A New Mexico woman who became ill with flu-like symptoms after returning home from West Africa earlier this month is now under quarantine at an Albuquerque hospital where she is being tested for the Ebola virus.

Authorities at the University of New Mexico Hospital say that it's unlikely that the unidentified 30-year-old woman, who worked as a teacher in Sierra Leone, is infected with Ebola. But given the disease's nearly 90 percent mortality rate they say they're acting out of an abundance of caution.

"Returning from overseas with a fever could be a lot of things," said UNMH epidemiologist Dr. Meghan Brett. "It could be routine."

Hospital officials say that the woman did not have any known exposure to the virus while she was in Africa, but they have sent a sample of the woman's blood to the Centers for Disease Control in Atlanta for analysis.

The results should be available by the end of the week.

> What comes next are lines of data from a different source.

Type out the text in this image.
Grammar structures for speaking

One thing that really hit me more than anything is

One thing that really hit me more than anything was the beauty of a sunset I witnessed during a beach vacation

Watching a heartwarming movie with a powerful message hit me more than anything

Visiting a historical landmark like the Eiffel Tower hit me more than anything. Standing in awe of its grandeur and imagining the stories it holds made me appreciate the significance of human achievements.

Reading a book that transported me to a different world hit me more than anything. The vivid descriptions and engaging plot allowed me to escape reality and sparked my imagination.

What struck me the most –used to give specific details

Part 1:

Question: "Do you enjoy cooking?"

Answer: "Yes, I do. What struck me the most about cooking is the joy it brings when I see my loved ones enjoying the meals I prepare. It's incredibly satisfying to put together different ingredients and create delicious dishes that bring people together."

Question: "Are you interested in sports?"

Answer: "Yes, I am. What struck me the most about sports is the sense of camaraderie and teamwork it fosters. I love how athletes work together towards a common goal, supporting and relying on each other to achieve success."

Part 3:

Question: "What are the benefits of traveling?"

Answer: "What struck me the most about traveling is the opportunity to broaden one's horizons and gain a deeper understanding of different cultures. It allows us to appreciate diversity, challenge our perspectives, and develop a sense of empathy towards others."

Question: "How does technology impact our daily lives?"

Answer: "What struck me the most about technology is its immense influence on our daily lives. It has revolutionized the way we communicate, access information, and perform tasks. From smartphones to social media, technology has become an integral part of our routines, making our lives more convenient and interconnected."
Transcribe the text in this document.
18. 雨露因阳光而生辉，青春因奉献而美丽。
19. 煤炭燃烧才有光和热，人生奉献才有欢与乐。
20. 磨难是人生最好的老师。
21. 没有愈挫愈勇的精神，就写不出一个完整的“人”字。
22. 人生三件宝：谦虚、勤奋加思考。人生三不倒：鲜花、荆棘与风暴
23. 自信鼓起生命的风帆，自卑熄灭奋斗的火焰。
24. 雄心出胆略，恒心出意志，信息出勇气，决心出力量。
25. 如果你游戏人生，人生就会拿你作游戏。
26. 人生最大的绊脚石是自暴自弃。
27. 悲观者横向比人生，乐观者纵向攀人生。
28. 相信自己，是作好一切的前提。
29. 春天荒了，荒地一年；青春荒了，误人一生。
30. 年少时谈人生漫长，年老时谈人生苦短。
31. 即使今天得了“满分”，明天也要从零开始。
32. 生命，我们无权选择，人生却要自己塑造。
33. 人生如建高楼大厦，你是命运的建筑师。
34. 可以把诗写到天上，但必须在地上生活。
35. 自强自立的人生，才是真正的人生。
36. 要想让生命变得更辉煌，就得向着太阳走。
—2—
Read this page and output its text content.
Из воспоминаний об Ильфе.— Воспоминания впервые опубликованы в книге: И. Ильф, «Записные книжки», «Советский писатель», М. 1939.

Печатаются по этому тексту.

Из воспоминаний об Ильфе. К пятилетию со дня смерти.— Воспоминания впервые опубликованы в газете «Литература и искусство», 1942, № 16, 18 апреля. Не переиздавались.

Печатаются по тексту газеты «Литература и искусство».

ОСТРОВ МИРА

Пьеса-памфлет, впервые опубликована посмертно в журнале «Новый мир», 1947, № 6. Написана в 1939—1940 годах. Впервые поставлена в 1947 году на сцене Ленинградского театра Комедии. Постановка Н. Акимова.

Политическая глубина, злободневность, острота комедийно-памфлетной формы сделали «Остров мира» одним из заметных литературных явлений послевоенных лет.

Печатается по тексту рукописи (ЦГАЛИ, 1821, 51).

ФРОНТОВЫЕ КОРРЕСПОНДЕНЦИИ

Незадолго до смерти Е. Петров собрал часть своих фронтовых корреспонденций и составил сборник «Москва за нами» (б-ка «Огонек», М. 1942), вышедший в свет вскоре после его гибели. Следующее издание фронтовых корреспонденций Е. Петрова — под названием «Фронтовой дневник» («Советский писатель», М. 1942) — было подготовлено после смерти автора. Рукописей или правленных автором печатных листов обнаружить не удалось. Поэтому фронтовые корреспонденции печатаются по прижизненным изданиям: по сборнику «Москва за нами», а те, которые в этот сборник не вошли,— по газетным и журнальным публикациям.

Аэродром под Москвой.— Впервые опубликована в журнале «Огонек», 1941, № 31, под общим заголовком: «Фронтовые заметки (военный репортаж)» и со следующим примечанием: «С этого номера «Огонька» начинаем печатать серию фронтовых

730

"There really isn't a risk to the public at this point," Dr. Robert Bailey, associate dean for clinical affairs at the University of New Mexico's School of Medicine, told the Santa Fe New Mexican. "The risk of Ebola is not having the patient in the hospital — being in a situation like the folks in Africa are experiencing right now with folks getting sick in rural villages and nobody recognizes it."

The virus cannot be spread through the air, but through direct contact with contaminated bodily fluids and objects.

Ebola symptoms include severe headaches, fever, diarrhea, vomiting and muscle pain followed by internal and external bleeding and organ failure, and can show up between two and 21 days after contamination. There is no known cure for the disease.

The woman returned to New Mexico from West Africa on August 4th and started to show symptoms last Friday.

According to the CDC, the Ebola virus has so far killed over 1,100 people in Sierra Leone, Guinea, Liberia and Nigeria.